Parece que o Policial não aceitou a ajuda oferecida, prevendo que lhe faltassem braços à travessia. Falou qualquer coisa com Ísola, passou da posição de tê-la nos braços, pré-nupcial, para algo mais desconfortável, primitivo, agarrada junto às ancas, no entanto mais segura, passou por baixo da corda, mantendo a técnica e com a outra mão segurou-se a corda, enquanto passava navegando um tamborete, que foi parar junto ao bêbado que espirituosamente nele sentou-se.
-Hahaha.
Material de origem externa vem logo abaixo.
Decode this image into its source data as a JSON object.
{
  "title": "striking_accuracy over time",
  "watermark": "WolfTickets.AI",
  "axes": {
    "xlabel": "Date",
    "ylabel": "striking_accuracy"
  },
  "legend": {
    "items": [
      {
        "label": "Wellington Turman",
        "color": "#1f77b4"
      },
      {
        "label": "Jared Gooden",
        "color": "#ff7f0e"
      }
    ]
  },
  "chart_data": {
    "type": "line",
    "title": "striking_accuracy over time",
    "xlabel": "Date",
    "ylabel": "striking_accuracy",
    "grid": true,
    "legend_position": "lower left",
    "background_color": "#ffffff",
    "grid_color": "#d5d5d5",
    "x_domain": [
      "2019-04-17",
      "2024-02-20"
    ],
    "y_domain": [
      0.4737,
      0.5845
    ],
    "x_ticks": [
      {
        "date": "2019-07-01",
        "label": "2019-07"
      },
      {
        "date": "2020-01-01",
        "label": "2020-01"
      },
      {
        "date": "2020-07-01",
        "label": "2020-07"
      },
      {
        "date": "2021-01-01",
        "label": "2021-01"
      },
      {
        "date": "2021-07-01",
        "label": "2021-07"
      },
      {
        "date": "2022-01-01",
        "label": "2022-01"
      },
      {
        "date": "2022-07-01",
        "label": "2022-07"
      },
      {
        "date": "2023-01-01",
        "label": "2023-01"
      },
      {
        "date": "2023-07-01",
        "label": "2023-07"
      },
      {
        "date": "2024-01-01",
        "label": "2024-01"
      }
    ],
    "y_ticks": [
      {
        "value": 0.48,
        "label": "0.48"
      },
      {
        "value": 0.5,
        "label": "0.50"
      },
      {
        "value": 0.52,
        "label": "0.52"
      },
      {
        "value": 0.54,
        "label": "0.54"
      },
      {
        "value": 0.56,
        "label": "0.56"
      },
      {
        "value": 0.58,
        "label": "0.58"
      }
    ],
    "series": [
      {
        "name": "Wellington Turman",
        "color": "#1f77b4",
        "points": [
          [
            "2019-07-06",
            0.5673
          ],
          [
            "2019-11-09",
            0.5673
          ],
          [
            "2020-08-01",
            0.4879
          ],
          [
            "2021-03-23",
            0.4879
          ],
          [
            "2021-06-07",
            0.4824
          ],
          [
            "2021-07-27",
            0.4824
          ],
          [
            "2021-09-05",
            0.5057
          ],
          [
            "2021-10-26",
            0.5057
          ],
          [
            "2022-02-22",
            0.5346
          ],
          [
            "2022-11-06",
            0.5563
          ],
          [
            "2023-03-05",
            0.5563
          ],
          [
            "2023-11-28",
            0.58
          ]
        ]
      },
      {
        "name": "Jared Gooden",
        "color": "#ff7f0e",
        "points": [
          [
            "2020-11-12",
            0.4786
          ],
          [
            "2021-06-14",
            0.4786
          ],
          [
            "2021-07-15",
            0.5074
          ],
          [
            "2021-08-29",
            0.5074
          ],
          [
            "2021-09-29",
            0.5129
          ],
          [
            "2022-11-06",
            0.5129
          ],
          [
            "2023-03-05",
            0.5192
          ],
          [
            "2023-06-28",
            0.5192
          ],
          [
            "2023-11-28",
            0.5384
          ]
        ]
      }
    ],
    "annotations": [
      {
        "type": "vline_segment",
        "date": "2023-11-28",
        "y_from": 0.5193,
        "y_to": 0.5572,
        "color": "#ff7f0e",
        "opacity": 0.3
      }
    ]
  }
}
A galera.
- Óóóóóó...Ó. quando falseou o passo o Policial. E tudo seguia perfeito no mais absoluto improviso, se algo sólito advém de telenovelas e Hollywood.
-Hahaha. Em derrisão alaria um filho de Deus.
No que o bêbado se sentava sobre banquinho e equilibrando-se cruzou as pernas ergueu os braços aceitando o riso e a chacota e algumas palmas numa fina estampa.
O Polícia chega a porto seguro com sua Ísola às ancas. Sob ehês, e clap clap.